Tras recorrer la sala de encuentros, ver las fotos de los presos más conocidos, de Al Capone a Robert Stroud, alias Birdman (hombre pájaro), las oficinas y el faro, la visita a Alcatraz termina donde arrancó: en el muelle. Los pasajeros cogen el mismo barco en el que llegaron, el Alcatraz Clipper. La pequeña tripulación, así como los empleados de Parques Nacionales que gestionan este islote, serán los primeros afectados por los planes de Trump si este logra llevarlos a cabo.
Alcatraz es un buen negocio: recauda 60 millones de dólares anuales entre billetes de ferry, excursiones y ventas en la tienda de recuerdos.
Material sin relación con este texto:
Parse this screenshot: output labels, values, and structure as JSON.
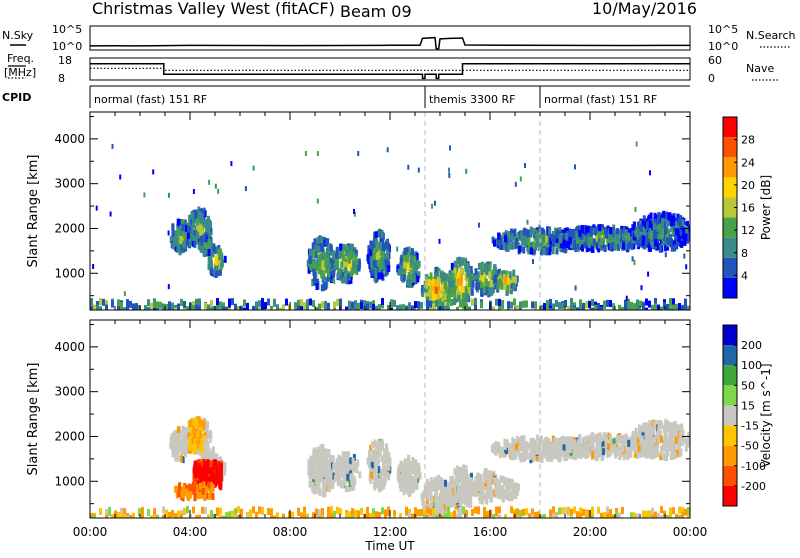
{
  "header": {
    "title": "Christmas Valley West (fitACF)",
    "beam": "Beam 09",
    "date": "10/May/2016"
  },
  "summary_panel": {
    "nsky_label": "N.Sky",
    "nsky_ticks": [
      "10^5",
      "10^0"
    ],
    "nsearch_label": "N.Search",
    "freq_label_1": "Freq.",
    "freq_label_2": "[MHz]",
    "freq_ticks": [
      "18",
      "8"
    ],
    "nave_label": "Nave",
    "nave_ticks": [
      "60",
      "0"
    ],
    "cpid_label": "CPID",
    "modes": [
      {
        "start_hr": 0.0,
        "label": "normal (fast) 151 RF"
      },
      {
        "start_hr": 13.4,
        "label": "themis 3300 RF"
      },
      {
        "start_hr": 18.0,
        "label": "normal (fast) 151 RF"
      }
    ],
    "freq_trace": [
      [
        0,
        15.6
      ],
      [
        2.95,
        15.6
      ],
      [
        2.95,
        10.4
      ],
      [
        13.3,
        10.4
      ],
      [
        13.3,
        8.3
      ],
      [
        13.4,
        8.3
      ],
      [
        13.4,
        10.4
      ],
      [
        13.85,
        10.4
      ],
      [
        13.85,
        8.3
      ],
      [
        13.95,
        8.3
      ],
      [
        13.95,
        10.4
      ],
      [
        14.9,
        10.4
      ],
      [
        14.9,
        15.6
      ],
      [
        24,
        15.6
      ]
    ],
    "nave_trace": [
      [
        0,
        32
      ],
      [
        2.95,
        32
      ],
      [
        2.95,
        26
      ],
      [
        24,
        26
      ]
    ],
    "nsky_trace": [
      [
        0,
        0.7
      ],
      [
        1,
        0.72
      ],
      [
        2,
        0.7
      ],
      [
        3,
        0.78
      ],
      [
        4,
        0.82
      ],
      [
        6,
        0.8
      ],
      [
        8,
        0.78
      ],
      [
        10,
        0.8
      ],
      [
        12,
        0.84
      ],
      [
        13.2,
        0.86
      ],
      [
        13.3,
        2.4
      ],
      [
        13.8,
        2.6
      ],
      [
        13.85,
        0.1
      ],
      [
        13.95,
        0.1
      ],
      [
        14,
        2.3
      ],
      [
        14.4,
        2.4
      ],
      [
        14.9,
        2.5
      ],
      [
        15,
        0.9
      ],
      [
        17,
        0.84
      ],
      [
        19,
        0.82
      ],
      [
        21,
        0.8
      ],
      [
        23,
        0.82
      ],
      [
        24,
        0.82
      ]
    ]
  },
  "chart_data": [
    {
      "type": "heatmap",
      "panel": "power",
      "ylabel": "Slant Range [km]",
      "ylim": [
        180,
        4600
      ],
      "yticks": [
        1000,
        2000,
        3000,
        4000
      ],
      "xlim": [
        0,
        24
      ],
      "colorbar_label": "Power [dB]",
      "colorbar_ticks": [
        "28",
        "24",
        "20",
        "16",
        "12",
        "8",
        "4"
      ],
      "colorbar_range": [
        0,
        32
      ],
      "colors": [
        "#0000ff",
        "#2255bb",
        "#3a8a8a",
        "#47a24a",
        "#b8c83a",
        "#ffd200",
        "#ff9a00",
        "#ff5000",
        "#ff0000"
      ],
      "grid": "dashed vertical lines at 13.4 h and 18.0 h",
      "regions": [
        {
          "x": [
            2.5,
            5.5
          ],
          "y": [
            500,
            3700
          ],
          "blobs": [
            [
              3.6,
              1900,
              0.45,
              350,
              18
            ],
            [
              4.3,
              2100,
              0.5,
              400,
              16
            ],
            [
              5.0,
              1350,
              0.35,
              300,
              20
            ],
            [
              4.6,
              1700,
              0.3,
              200,
              14
            ]
          ]
        },
        {
          "x": [
            7.8,
            13.4
          ],
          "y": [
            500,
            2300
          ],
          "blobs": [
            [
              9.2,
              1300,
              0.55,
              550,
              16
            ],
            [
              10.2,
              1300,
              0.55,
              400,
              20
            ],
            [
              11.5,
              1450,
              0.45,
              550,
              14
            ],
            [
              12.7,
              1200,
              0.45,
              400,
              18
            ]
          ]
        },
        {
          "x": [
            13.0,
            17.2
          ],
          "y": [
            300,
            1600
          ],
          "blobs": [
            [
              13.8,
              700,
              0.6,
              450,
              26
            ],
            [
              14.8,
              900,
              0.5,
              500,
              24
            ],
            [
              15.8,
              950,
              0.5,
              350,
              20
            ],
            [
              16.6,
              900,
              0.5,
              250,
              22
            ]
          ]
        },
        {
          "x": [
            15.5,
            24
          ],
          "y": [
            1300,
            2500
          ],
          "blobs": [
            [
              18,
              1800,
              2,
              250,
              14
            ],
            [
              20.5,
              1850,
              2.2,
              250,
              12
            ],
            [
              22.8,
              2000,
              1.2,
              400,
              10
            ]
          ]
        }
      ]
    },
    {
      "type": "heatmap",
      "panel": "velocity",
      "ylabel": "Slant Range [km]",
      "ylim": [
        180,
        4600
      ],
      "yticks": [
        1000,
        2000,
        3000,
        4000
      ],
      "xlabel": "Time UT",
      "xticks": [
        "00:00",
        "04:00",
        "08:00",
        "12:00",
        "16:00",
        "20:00",
        "00:00"
      ],
      "xlim": [
        0,
        24
      ],
      "colorbar_label": "Velocity [m s^-1]",
      "colorbar_ticks": [
        "200",
        "100",
        "50",
        "15",
        "-15",
        "-50",
        "-100",
        "-200"
      ],
      "colors": [
        "#ff0000",
        "#ff5000",
        "#ff9a00",
        "#ffc400",
        "#c8c8c0",
        "#7ed84a",
        "#3fa63c",
        "#2266aa",
        "#0000cc"
      ],
      "regions": [
        {
          "x": [
            3.0,
            4.5
          ],
          "y": [
            1600,
            2200
          ],
          "fill": "#c8c8c0"
        },
        {
          "x": [
            4.0,
            5.2
          ],
          "y": [
            900,
            1500
          ],
          "fill": "#ff0000"
        },
        {
          "x": [
            3.3,
            4.8
          ],
          "y": [
            700,
            1000
          ],
          "fill": "#ff9a00"
        }
      ]
    }
  ]
}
Tanto la empresa concesionaria, que tiene el monopolio de transporte de viajeros a la isla, como el servicio de Parques Nacionales, mantienen su silencio sobre la propuesta de reconversión de la cárcel. Tampoco respondieron esta semana a las preguntas de este diario.
Cuando el último de los turistas ha abordado el Alcatraz Clipper, el barco zarpa. Nadie quiere quedarse atrás. Los visitantes, reos por unas horas, se van con la sensación de haber escapado de la cárcel de máxima seguridad más famosa del mundo. Tal vez su experiencia tenga los días contados. Si los planes de Trump prosperan, quienes lleguen a Alcatraz lo harán para una visita mucho más larga.